In what will almost certainly be one of Dreamworks’ final in-house animations, The Wild Robot pulls out all the stops, making this one of the most visually stunning productions outside of Studio Ghibli. In its early sections, it also deploys some perfectly-timed slapstick sequences that are laugh-out-loud funny.

This is the story of Rozzum Unit 7134 (voiced by Lupita Nyong’o), an AI ‘household assistant’ accidentally deposited on a Pacific island and inadvertently switched on by an exploratory rodent looking for food. ‘Roz’ immediately starts wandering the unfamiliar landscape, frantically seeking out suitable tasks to accomplish, but there are no humans to be assisted and the island’s resident wildlife inevitability see the new arrival as something to be feared. Determined to make a success of this unexpected situation, Roz sets out to learn all the different creatures’ languages so that she can adapt to their individual needs.
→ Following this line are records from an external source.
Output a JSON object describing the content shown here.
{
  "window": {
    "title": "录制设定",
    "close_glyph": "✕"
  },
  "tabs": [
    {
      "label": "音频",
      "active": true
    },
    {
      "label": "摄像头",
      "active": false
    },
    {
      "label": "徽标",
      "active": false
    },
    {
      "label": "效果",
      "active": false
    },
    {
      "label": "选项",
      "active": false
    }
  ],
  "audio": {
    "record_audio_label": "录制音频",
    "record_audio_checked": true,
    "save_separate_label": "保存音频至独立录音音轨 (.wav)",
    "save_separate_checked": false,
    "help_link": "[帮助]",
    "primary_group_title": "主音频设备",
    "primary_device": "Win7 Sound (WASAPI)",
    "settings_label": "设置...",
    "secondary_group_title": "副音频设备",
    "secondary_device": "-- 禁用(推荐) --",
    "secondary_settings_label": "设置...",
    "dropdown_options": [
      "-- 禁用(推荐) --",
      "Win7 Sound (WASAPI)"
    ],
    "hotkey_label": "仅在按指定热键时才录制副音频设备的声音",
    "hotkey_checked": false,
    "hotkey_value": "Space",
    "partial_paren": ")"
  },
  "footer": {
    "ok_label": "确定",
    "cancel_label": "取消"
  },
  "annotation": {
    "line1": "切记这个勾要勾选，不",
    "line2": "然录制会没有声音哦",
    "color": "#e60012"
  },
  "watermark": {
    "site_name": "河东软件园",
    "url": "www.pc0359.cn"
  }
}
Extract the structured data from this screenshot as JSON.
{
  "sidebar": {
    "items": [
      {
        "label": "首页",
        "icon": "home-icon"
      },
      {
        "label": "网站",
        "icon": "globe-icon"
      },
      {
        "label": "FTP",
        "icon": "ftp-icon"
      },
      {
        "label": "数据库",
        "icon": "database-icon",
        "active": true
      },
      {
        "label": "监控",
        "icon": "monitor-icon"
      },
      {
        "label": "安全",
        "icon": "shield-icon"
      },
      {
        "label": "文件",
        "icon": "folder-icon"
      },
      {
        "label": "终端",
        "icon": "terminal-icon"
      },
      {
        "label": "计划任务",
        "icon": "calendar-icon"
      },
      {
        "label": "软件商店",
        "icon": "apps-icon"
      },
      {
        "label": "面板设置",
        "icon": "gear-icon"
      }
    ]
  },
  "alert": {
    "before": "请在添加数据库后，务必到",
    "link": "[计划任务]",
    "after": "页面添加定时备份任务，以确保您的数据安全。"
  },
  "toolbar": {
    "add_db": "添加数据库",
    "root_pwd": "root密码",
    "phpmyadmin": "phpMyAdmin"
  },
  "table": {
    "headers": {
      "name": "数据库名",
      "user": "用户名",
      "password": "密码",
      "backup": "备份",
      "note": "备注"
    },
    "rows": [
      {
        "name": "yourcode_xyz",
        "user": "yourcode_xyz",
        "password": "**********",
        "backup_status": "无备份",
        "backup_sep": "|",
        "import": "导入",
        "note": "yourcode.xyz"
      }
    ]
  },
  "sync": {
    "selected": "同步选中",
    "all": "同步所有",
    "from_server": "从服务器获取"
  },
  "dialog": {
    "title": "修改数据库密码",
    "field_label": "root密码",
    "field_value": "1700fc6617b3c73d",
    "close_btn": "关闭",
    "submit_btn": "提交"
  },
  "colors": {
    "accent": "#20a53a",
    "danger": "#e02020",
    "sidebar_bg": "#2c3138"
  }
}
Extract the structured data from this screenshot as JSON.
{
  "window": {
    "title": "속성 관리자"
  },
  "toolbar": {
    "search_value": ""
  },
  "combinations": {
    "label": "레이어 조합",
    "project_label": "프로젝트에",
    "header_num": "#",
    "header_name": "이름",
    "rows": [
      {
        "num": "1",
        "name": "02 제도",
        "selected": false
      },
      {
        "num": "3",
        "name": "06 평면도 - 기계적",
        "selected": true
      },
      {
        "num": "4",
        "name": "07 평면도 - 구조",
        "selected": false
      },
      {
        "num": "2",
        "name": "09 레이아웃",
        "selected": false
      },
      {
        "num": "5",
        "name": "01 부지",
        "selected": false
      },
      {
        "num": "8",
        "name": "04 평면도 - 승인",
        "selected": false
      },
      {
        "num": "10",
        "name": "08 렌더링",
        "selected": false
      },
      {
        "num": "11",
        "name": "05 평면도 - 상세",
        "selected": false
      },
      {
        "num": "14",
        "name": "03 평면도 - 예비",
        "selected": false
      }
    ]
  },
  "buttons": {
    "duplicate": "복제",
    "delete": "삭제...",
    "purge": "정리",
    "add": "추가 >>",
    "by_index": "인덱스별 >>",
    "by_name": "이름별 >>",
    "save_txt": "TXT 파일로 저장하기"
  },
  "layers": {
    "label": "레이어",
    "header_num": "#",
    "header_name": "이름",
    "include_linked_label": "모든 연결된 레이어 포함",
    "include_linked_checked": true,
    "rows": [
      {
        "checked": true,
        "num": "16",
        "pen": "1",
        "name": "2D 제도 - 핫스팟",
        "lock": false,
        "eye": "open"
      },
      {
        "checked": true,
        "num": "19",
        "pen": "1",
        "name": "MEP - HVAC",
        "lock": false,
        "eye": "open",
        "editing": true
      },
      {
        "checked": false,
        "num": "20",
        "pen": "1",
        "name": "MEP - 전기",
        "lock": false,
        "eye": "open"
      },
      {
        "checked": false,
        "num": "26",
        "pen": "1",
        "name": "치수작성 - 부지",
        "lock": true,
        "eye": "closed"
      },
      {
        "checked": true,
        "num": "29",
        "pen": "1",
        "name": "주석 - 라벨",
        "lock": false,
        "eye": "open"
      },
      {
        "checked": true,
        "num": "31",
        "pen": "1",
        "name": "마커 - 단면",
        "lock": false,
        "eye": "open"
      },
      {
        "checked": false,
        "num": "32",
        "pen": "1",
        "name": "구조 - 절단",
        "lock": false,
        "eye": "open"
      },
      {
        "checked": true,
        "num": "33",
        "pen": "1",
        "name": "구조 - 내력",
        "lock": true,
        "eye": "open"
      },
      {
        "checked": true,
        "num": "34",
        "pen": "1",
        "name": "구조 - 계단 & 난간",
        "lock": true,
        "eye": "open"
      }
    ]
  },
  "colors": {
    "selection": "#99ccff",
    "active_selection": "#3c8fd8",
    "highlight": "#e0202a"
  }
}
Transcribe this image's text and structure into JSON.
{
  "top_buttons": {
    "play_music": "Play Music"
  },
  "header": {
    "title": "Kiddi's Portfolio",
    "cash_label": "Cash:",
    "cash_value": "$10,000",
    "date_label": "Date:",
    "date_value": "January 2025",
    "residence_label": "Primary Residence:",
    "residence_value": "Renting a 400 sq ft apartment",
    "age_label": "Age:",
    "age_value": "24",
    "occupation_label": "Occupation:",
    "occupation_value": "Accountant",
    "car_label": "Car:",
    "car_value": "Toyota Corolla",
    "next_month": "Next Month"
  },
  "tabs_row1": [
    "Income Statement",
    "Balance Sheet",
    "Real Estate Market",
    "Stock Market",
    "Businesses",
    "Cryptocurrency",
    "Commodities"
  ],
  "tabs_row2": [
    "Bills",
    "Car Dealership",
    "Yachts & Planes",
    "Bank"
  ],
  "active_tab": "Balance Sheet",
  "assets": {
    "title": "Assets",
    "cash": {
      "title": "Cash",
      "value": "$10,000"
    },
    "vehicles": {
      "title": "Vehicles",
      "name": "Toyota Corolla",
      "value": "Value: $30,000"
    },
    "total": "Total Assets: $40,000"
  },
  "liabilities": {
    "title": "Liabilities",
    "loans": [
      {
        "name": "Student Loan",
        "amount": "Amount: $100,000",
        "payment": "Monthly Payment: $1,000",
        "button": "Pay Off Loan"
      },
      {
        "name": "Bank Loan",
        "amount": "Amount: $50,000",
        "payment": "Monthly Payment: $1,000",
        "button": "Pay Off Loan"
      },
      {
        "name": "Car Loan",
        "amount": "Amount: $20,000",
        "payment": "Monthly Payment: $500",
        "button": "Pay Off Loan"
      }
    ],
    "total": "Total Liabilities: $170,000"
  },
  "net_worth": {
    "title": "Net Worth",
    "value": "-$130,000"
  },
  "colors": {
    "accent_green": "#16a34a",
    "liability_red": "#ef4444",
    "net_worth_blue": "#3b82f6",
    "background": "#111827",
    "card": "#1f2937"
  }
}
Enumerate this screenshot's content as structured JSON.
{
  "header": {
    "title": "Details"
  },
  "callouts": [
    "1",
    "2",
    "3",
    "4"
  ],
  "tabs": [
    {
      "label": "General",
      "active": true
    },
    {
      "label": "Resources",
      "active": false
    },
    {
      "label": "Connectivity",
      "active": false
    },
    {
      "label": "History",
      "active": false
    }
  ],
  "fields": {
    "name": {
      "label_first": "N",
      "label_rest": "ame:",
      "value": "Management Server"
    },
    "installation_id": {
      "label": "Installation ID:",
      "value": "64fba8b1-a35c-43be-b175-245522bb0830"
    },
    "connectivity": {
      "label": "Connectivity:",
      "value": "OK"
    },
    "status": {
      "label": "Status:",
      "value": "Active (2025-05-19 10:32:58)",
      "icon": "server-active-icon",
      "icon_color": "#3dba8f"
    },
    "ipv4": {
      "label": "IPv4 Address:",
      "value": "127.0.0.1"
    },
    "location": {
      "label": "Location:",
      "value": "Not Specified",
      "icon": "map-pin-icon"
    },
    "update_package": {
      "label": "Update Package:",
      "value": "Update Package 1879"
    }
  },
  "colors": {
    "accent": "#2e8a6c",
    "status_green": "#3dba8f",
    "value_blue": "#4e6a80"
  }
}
But things become complicated when she accidentally kills a nesting goose and crushes all but one of its eggs. She manages to save the surviving egg from the attentions of hungry fox, Fink (Pedro Pacal), and when it finally hatches, the chick – who Roz eventually names Brightbill (Kit Connor) – imprints on Roz, perceiving the robot as his mother. Roz now has some clearly designated tasks to accomplish. Brightbill needs to learn to eat, swim and then fly before he and the rest of the local goose population set out on their yearly migration. Assisted by Fink and a knowledgable possum(Catherine O’ Hara), Roz has to make some serious adjustments to her usual mode of practice…

As I said, The Wild Robot, based upon Peter Brown’s novel, is an impressive piece of animation, sometimes breathtaking in its depictions of the island’s landscape and its various inhabitants. Huge flocks of birds and butterflies are rendered in such detail that it sometimes feels like I’m watching a heightened David Attenborough documentary. Writer/director Chris Sanders also makes some canny observations about the nature of AI and its capacity for adaptation.

A shame then that in the final third, the script increasingly feels the need to have some of the characters making cringe-making fridge-magnet-style observations about the nature of love and understanding – Bill Nighy’s migration leader is a particular case in point. Those elements are already being shown in ways that even the youngest of audiences can comprehend, so such mawkish pronouncements feel like a mis-step. Also, the cynical part of my brain makes me wonder how, in the loving multi-species community that eventually evolves on the island, the carnivores will ever manage to survive.

But perhaps that’s just me.

Quibbles aside, this is a beautiful and genuinely moving film that explores some fascinating ideas. If it does prove to be Dreamworks’… ahem… swan song, then it’s an impressive note to end on.